Mieux, ajoute Charles Fall, «nous poursuivons la mise en œuvre de ce plan à travers des ressources complémentaires avec l’appui que la Banque mondiale au niveau du plateau de Tassette où nous avons démarré les travaux pour mobiliser à peu près 30 000 m3/j», entre autres projets à moyen terme.   C’est pour anticiper sur le début d’habitation également des pôles urbains de Diamnadio. Pour dire, selon lui, qu’ils ont «un plan stratégique cohérent, un plan qui nous permet non seulement de sécuriser l’alimentation en eau, de conforter cette sécurisation à travers la diversification de la source d’approvisionnement. C’est ce qui justifie aujourd’hui, l’ambition du gouvernement à construire une nouvelle usine ou voire même la première usine de dessalement d’eau de mer au niveau de l’Afrique de l’Ouest. Nous allons bientôt démarrer la construction de cette usine, le financement étant obtenu. A travers ce projet également, nous allons renouveler l’ensemble du réseau d’eau de Dakar-Plateau et ville». Il fera remarquer que la perte en eau à Dakar, «c’est à peu près 27%. Ce n’est pas moins de 45 000 m3/j». Un chiffre qui, selon le Dg de la Sones, Charles Fall, «est le double des besoins de la ville de Thiès mais également la capacité actuelle de l’usine de Ngnith». Pour dire, selon lui, «malgré tout,  l’hydraulique urbaine reste la plus performante au monde». Aussi, estime-t-il, «avec un taux de rendement de réseau de plus de 80%, nous pensons être l’un des plus importants également dans le monde. Et à travers cela, le renouvellement de ce réseau avec le projet de dessalement, nous sommes d’avis, sans risque de nous tromper, que l’alimentation en eau de Dakar sera sécurisée au moins au-delà des années 2050».

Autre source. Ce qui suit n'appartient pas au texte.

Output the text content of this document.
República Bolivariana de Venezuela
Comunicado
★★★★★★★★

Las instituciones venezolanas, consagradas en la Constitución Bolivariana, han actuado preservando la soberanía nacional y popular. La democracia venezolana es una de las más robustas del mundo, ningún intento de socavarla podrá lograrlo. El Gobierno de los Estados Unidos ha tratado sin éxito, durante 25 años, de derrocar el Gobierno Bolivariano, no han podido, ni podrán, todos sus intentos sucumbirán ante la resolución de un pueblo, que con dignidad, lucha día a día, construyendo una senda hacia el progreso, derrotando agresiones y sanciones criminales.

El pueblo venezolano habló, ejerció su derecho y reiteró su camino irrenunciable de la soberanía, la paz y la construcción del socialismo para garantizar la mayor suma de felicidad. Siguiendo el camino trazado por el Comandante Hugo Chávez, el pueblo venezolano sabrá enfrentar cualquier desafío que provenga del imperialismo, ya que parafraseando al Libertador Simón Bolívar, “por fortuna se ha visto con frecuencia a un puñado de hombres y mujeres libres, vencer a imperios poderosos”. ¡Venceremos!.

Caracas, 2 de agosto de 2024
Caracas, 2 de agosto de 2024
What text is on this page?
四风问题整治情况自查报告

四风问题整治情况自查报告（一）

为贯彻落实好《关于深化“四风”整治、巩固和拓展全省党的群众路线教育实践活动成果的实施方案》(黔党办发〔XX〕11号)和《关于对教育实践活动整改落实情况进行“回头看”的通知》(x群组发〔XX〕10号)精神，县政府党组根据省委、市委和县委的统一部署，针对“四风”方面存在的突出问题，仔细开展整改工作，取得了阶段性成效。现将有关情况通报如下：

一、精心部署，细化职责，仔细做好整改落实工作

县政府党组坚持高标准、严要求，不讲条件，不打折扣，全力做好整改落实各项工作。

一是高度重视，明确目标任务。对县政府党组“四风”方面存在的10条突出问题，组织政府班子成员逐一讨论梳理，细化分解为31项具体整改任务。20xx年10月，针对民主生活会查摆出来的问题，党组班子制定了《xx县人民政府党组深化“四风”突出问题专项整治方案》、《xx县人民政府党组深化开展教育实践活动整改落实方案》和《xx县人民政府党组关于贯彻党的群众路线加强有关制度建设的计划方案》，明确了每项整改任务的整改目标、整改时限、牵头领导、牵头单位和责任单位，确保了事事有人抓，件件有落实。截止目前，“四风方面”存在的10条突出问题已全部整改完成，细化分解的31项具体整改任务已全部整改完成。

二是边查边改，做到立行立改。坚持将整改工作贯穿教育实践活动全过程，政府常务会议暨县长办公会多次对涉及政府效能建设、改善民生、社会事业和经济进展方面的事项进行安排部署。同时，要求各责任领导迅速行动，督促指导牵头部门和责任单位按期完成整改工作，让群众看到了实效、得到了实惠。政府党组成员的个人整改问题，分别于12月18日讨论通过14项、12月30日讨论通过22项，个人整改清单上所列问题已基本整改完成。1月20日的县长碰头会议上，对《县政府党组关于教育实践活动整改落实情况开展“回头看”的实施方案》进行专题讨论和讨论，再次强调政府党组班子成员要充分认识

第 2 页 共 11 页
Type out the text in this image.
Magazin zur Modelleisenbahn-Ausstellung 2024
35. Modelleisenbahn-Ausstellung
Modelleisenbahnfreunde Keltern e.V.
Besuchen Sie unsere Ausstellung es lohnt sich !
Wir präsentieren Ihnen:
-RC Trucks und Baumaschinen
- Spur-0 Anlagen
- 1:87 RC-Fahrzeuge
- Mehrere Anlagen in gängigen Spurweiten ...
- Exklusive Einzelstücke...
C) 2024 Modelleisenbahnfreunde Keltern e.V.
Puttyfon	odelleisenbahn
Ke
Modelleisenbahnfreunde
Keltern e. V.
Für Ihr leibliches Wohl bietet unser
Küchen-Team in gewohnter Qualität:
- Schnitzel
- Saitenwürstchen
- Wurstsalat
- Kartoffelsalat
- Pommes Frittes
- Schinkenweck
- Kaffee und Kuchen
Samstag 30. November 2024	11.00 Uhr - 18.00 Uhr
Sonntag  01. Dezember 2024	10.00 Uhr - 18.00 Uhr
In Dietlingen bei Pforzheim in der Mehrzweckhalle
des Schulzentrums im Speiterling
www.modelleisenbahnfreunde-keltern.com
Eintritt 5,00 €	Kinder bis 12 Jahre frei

A ce titre, M. Fall demande aux populations d’avoir encore «un peu de patience», afin que «tous ces projets structurants soient achevés, parce que le dispositif actuel est arrivé à saturation, parce que tout simplement pendant ces 15 dernières années, il n’y a pas eu d’investissement structurant en faveur de l’alimentation en eau de Dakar. Le dernier projet a été pensé, conçu en 1998 et c’est Keur Momar Sarr actuel».